Snow and slush cover campus roads by the A, B, and C dorms the first weekend of spring to the extent that Bacone pushed back classes to 12 p.m. on March 22. Bacone officials are preparing the campus for Oklahomaʼs spring storm season. (Bacone photo by Mark Benson)
Muskogee’s last day of winter was 71 degrees March 19, while the first day of spring had a high of 45, along with six inches of snow.
Some areas got up to 12 inches commemorating March 20’s opening of spring.
Welcome to Oklahoma weather.
While spring offers warmer days, it is also includes wind storms, hail, and kicks off “tornado season.”
Tornado alley includes the region of states between Texas north to Nebraska.
According to http://www.weather.com, tornadoes are most common from April through July, with May and June being “peak months.”
As a New Jersey native, he knows they might not understand the weather’s severity.
“When you think about tornadoes you usually think of things like the movie ‘Twister’,” he said. “It’s suddenly right on top of you and it’s a very devastating storm. It is not like that in real life. We have more warning, and time to prepare.”
With nine years emergency management experience, Duncan and Bacone are preparing for severe weather by training staff and faculty in tornado safety procedures.
“They will have the ability to help evacuate students,” he said. “They will be able to show the students where to go.”
Duncan said in severe weather students and faculty will either evacuate or “do something called sheltering in place.”
“Sheltering in place is kind of like a lock down,” he added, “where we try to keep everybody in a safe designated area that is as storm resistant as you can get.”
The deputy sheriff said Bacone has signs to direct people where to go during severe weather.
“They are the combination signs that you may have seen in some of the dorms,” he said, “where it will have the ‘In Case of Severe Weather’, ‘In Case of Fire’, and ‘In case of EMS’. It will have each of those hazards posted.”
Duncan encourages students to speak with residence life staff over concerns about weather safety, and according to Duncan, “get familiar with the buildings and where you’re suppose to go in a severe weather emergency.”
Freshman Devon Fuller wants to learn any safety measure Bacone sees fit.
“I have been close to so many [tornadoes],” he added, “but I still take safety precautions just in case.”
The Oklahoma City native remembers the 1996 tornado that tore through the city.
Though Fuller was young he said, “I saw and remember a bunch of destruction.”
Physical education major Aron McCoy also thinks of “Twister” when he hears the word tornado.
Unlike Fuller, who seems to not fret the possibility of a tornado, McCoy is not as composed.
“I’m nervous about them,” he added, “because you never know what is going to happen.”

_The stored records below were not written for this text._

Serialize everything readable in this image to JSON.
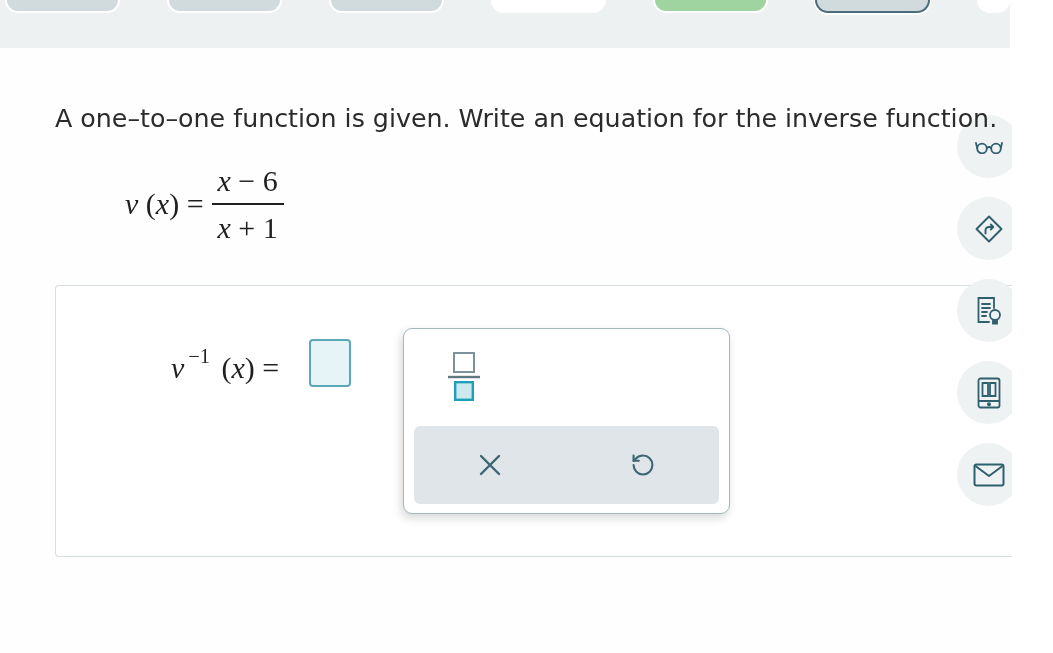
{
  "progress_steps": [
    {
      "color": "#d1dadd",
      "selected": false
    },
    {
      "color": "#d1dadd",
      "selected": false
    },
    {
      "color": "#d1dadd",
      "selected": false
    },
    {
      "color": "#ffffff",
      "selected": false
    },
    {
      "color": "#9fd4a0",
      "selected": false
    },
    {
      "color": "#d1dadd",
      "selected": true
    },
    {
      "color": "#ffffff",
      "selected": false
    }
  ],
  "question": "A one–to–one function is given. Write an equation for the inverse function.",
  "given_function": {
    "lhs": "*v* (*x*) =",
    "numerator": "*x* − 6",
    "denominator": "*x* + 1"
  },
  "answer": {
    "lhs": "*v*$^{−1}$ (*x*) =",
    "focused": true
  }
}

Currently, Bacone warns students and faculty of any change in severe weather through campus contact.
“We’ll send out a campus wide e-mail to everybody’s e-mail address,” Duncan said, “and on the Bacone College web site, there will be a big red bar across the bottom of every page.”
According to Duncan, who is also an adjunct instructor of adult education, business, and criminal justice, the college will take precaution for severe storms if Muskogee County is under watch.
Faculty and staff should know that Bacone will release warnings before city sirens sound, he added.
“As soon as it [tornado] touches around us, or near us, they will send out the e-mail saying ‘Just be advised there is a watch’,” said Duncan.
He said the biggest thing is to not panic, “and that will give students time to make important decisions about their safety.”
Montouya Moore, Wagoner junior, has seen a few tornadoes, and is frightened by them.
“People from Florida might not be fazed because they have hurricanes,” said the general education major, “but students who don’t know about bad weather might flip out.”
She agrees that students should remain calm, focus in order to guard their safety, and also look for early warnings.
According to Duncan, a lot of Bacone’s safety is based on the development of weather technology development getting better.
“As we go through this, we learn that early warning is the best warning,” he said. “It doesn’t do as much good for us to tell a student that a storm is eminent, than it does to say be aware that we have a storm system moving in.”